Categories: Christian Living, NT Chapter Summaries, The Bible, The Church

One of the common threads of Old Testament prophecy about the coming kingdom dealt with its universal nature. It was to be a kingdom of all nations, all races, all languages, all people.

That’s why the Great Commission was to “preach the gospel to every creature” (Mark 16:15b). It was God’s plan that the good news of salvation should be taken from Jerusalem, to all Judea and Samaria and then “to the end of the earth” (remember Acts 1:8?).

In God’s plan, the gospel was first preached to the Jews and only when they rejected the Messiah, to Gentiles (Matthew 21:33-43, for example). Romans 1:16 points out that the gospel of Christ is “the power of God to salvation for everyone who believes, for the Jew first and also for the Greek.”

Acts 10 is a significant turning point in the spread of the gospel as it records for us the first occasion on which the message is taken to the Gentiles. Finally “the promise” has reached those “who are far off” (Acts 2:39; see also Ephesians 2:14-16).

Peter is the preacher, as he was in Acts 2, and the household of Cornelius provides the audience. Miraculous circumstances on both sides ultimately bring them together.
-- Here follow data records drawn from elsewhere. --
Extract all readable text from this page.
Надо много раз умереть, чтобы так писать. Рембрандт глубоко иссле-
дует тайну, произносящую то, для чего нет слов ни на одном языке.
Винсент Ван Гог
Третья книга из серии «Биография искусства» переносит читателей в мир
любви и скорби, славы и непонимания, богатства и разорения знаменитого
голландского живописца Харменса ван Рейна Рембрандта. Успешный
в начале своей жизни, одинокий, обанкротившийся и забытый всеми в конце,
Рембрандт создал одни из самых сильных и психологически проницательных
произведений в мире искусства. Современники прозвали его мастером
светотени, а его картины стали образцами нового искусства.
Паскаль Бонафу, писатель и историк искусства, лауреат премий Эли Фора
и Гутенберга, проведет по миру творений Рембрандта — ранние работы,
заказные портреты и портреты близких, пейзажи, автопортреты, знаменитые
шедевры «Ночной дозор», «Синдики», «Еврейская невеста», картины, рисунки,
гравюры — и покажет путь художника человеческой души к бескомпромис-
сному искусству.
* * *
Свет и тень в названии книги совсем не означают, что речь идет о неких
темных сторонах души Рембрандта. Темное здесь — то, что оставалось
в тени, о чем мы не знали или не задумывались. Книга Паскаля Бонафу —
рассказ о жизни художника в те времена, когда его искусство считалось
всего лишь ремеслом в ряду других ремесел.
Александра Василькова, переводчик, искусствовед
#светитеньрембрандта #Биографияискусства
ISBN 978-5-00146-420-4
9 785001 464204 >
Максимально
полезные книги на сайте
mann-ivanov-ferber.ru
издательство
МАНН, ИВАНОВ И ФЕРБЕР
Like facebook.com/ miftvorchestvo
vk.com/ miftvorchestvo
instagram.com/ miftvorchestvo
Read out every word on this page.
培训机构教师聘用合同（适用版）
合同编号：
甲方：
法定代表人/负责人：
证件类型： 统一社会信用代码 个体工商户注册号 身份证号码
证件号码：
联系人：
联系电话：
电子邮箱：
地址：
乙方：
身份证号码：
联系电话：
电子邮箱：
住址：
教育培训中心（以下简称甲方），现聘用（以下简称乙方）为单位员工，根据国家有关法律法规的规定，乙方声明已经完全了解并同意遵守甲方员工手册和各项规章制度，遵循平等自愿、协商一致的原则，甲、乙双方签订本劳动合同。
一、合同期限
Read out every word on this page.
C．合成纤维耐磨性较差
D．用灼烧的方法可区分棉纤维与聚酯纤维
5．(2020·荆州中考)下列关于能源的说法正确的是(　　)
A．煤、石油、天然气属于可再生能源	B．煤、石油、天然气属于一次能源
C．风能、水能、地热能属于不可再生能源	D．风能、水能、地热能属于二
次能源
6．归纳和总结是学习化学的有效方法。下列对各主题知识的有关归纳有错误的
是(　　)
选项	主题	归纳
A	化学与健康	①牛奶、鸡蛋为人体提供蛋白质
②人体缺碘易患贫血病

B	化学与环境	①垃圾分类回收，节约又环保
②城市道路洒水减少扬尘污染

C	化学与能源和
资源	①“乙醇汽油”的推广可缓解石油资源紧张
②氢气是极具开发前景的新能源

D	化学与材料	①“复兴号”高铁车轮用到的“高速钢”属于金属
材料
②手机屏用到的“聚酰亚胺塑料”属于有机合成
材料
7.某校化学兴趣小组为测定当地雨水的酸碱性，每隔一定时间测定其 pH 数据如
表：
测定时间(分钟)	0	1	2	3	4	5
An angel of God speaks to Cornelius to tell him to call for Simon Peter, in the city of Joppa, staying with a tanner whose name was also Simon. Verse 4 tells us that Cornelius’ prayers and alms (gifts to the poor, NIV) have been heard by God. Cornelius, a Roman centurion, sends two of his household servants and a devout soldier under his supervision to bring Peter to Caesarea.

The apostle Peter, at the sixth hour (noon), on the same day has gone up on the housetop to pray and sees a vision from God of unclean animals, according to the Law of Moses, being let down from heaven on a sheet. The voice of God tells him to kill and eat them as He has made them clean. This symbolizes the breaking down of the dividing wall between Jew and Gentile (Ephesians 2:14-16).  Only at the culmination of these events does Peter realize that God is teaching him that the Lord truly shows no partiality.

As Peter preaches to Cornelius and those of his household (family, servants, etc.), they are baptized in the Holy Spirit, the second and final case of such in the Bible. Peter then commands them to be baptized in water for the remission of sins (compare verse 43 with Acts 2:38).